Celtic Fans Were Smart Enough Never To Have Flirted With Fantasies Of Chris Davies.

Soccer Football - Celtic Training - Lennoxtown Training Centre, Glasgow, Britain - September 26, 2017 Celtic manager Brendan Rodgers with coach Kolo Toure, assistant manager Chris Davies and first team coach John Kennedy during training REUTERS/Russell Cheyne

Regular readers will know that it’s my considered opinion that Ibrox has lived in the shadow of mad fantasy and unreality for a long time now. When their fans or their board or their favourite pundits are trying to analyse something they do it in a manner more akin to how politicians spin things than with a scientific method built on solid foundations.

This leads to mistakes. Sometimes small ones, with only modest effects. Sometimes to larger problems, and occasionally catastrophic ones.

I believe their latest mistake is potentially serious. They have bought into the crazy idea that Steven Gerrard was only a showy frontman, and that the “brains of the operation” was in Michael Beale. In short, they think they’re getting the benefits of Gerrard’s management style without him. That those “benefits” were dubious in the first place is only half important here.

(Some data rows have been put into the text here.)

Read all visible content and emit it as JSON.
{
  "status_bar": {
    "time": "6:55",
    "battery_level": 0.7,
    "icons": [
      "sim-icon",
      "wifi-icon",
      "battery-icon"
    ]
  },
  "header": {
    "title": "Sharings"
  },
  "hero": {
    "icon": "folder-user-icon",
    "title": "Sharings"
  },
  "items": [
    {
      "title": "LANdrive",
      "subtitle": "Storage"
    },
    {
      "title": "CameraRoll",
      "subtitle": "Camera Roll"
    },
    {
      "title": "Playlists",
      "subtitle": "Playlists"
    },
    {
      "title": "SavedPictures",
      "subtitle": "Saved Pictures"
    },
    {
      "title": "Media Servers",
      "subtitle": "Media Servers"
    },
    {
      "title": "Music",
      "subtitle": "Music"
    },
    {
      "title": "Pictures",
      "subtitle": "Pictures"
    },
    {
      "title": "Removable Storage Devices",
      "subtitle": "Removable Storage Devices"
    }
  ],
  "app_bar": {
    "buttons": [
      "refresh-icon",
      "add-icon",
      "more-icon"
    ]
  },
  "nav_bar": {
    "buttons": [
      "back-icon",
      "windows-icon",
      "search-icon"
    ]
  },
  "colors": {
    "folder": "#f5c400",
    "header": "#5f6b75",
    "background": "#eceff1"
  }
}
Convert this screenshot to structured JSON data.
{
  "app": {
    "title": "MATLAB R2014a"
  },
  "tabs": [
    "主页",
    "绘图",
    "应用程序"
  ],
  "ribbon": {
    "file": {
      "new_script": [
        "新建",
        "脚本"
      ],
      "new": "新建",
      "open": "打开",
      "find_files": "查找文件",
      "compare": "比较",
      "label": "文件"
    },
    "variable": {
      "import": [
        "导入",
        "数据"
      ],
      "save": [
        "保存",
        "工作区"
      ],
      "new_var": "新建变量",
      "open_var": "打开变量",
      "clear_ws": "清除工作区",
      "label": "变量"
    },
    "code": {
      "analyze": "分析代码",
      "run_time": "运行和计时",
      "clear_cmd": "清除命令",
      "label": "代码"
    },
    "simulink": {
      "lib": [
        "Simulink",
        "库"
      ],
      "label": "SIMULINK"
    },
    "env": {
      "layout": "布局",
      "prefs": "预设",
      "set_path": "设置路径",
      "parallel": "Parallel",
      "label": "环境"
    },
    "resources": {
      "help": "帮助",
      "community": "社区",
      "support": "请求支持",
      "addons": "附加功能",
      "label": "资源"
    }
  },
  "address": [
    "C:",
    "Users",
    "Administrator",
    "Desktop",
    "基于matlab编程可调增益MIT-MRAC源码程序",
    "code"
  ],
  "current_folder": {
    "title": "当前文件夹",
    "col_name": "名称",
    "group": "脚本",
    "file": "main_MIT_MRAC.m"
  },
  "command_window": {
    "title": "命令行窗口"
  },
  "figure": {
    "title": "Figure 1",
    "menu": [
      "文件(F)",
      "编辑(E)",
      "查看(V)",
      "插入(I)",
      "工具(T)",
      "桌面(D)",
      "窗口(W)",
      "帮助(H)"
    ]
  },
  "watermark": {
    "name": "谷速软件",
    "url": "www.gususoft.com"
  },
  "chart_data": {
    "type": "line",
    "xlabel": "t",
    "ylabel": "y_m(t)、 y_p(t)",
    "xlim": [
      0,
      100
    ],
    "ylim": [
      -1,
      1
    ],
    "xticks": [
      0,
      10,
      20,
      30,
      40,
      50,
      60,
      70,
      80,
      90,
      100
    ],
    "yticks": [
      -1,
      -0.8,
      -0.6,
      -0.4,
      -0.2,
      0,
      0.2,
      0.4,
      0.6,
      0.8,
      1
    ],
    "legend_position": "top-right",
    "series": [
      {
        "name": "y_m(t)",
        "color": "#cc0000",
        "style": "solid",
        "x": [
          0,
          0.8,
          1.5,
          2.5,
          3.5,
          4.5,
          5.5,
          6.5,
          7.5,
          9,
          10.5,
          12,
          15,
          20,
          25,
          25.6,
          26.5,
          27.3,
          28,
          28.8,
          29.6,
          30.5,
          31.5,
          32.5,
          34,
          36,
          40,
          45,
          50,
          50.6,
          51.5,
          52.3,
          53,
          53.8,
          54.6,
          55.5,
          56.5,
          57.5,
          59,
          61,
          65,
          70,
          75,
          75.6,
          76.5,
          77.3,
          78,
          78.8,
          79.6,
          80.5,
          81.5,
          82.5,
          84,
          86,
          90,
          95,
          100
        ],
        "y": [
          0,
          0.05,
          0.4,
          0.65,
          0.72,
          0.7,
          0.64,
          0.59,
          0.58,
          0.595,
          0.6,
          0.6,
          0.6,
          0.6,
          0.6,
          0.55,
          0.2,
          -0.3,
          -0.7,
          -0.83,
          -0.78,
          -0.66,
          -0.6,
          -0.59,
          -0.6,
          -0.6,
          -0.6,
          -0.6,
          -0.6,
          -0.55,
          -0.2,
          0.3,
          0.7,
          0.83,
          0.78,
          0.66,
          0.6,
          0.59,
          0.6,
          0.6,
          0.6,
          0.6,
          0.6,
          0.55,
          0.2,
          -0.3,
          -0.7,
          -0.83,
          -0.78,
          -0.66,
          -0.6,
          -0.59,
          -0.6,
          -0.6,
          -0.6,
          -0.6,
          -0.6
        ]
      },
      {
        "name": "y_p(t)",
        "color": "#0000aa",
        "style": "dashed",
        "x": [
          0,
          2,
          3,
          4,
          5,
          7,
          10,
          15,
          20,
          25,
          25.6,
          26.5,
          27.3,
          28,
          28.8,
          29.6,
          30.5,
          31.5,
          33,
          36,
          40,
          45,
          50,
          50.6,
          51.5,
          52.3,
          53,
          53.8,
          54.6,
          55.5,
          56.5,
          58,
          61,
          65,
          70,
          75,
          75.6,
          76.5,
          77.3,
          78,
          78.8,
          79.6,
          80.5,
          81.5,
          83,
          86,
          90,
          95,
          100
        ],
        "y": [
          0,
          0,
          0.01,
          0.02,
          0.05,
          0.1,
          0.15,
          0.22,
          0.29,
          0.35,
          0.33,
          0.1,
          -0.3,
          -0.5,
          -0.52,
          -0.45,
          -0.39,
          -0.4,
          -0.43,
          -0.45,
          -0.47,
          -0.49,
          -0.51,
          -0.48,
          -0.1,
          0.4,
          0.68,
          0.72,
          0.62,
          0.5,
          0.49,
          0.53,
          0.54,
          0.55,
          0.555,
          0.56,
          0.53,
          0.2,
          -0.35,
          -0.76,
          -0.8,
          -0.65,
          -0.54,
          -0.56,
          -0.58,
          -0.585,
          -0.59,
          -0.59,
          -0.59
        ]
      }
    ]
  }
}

Where did this barmy idea come from? Last night my old man joked that Belgium haven’t been the same since Shaun Maloney left his job; it’s true, but isn’t there a significant risk here? The Latin phrase Post Hoc Ergo Propter Hoc comes to mind.

It means “after it, therefore because of it.” It’s an example of faulty thinking, what’s literally called Post Hoc fallacy.

It assumes that because one thing happened after something else that the second thing was caused by the first. Belgium’s loss of form was not caused by the departure of Shaun Maloney. Anyone concluding that it was might fool themselves into imagining that it was him, not Roberto Martinez, who was the architect of their rise through the world rankings.

And that’s the crazy delusional that Ibrox fans have allowed themselves to stumble towards, with this assertion that it was Beale, not Gerrard, who made the trains run on time across the city. If their board genuinely believed that why didn’t they offer Beale the promotion when they were all preparing to leave in the first place?

There were some points during the Rodgers era where I heard Celtic fans suggest that perhaps the real brains of the operation was Chris Davies. I get where these ideas come from. There are a lot of organisations where the showy front-man is there to add a little glitz and glamour to proceedings whereas the real work is done by some diligent guy behind the scenes.

I am sure that these guys exist in football, but not at top clubs. Guys who are that smart – and what we’d effectively be saying is that Davies is a better coach than Rodgers – do tend to become bosses in their own right, and some of them, like Mourinho, have gone on to be exceptional at it. For the most part, the man out front is the man who brings success.

This is where Ibrox fans think they’re onto something with Beale. Because he has now stepped up to become a manager they think that their theory was right all along, that he was the real driver of the Gerrard era at the club. But this is another example of the Post Hoc fallacy. These guys worked as a team, in the same way Rodgers and Davies did.

This theory isn’t new. It stalked Brian Clough in those periods of his career where he didn’t have Peter Taylor with him. But Taylor’s time apart from Clough didn’t produce the sort of results one would expect if he had been the true genius all along.

Celtic fans never seriously entertained the idea that we could hire Davies and have Rodgers Lite. Our club certainly never considered it as possibility. But if we had, the theory would at least have been backed up by a period of unbelievable success.

What’s truly bizarre about the Ibrox fans embrace of this nuttiness is that they are ready to ascribe to Beale all the positive aspects and blame Gerrard for the negative ones. Which is ludicrous. As a team, their record was actually awful. Zero domestic cup competitions in six attempts. One league title in a year of exceptional circumstances.

People talked about European credibility being restored; the same management team presided over the Malmo debacle, where they lost the second leg at home playing against ten men. They were floundering in their Europa League group when Van Bronckhorst took over, swung it around and somehow made the final of that competition.

Still, they cling to the notion that the Gerrard era was a success and that it was Michael Beale who made it a success, and not the man who spoke to the media every other week. On some level they must know all this is ridiculous. On some level they must all realise that it flies in the face of logic and even perhaps sanity … but they persist regardless.

No other club’s supporters are so good at hiding amidst comforting lies than facing hard truths. The thing is, the comforting lies always lead them towards disaster. The hard truths might prepare them better for hard times.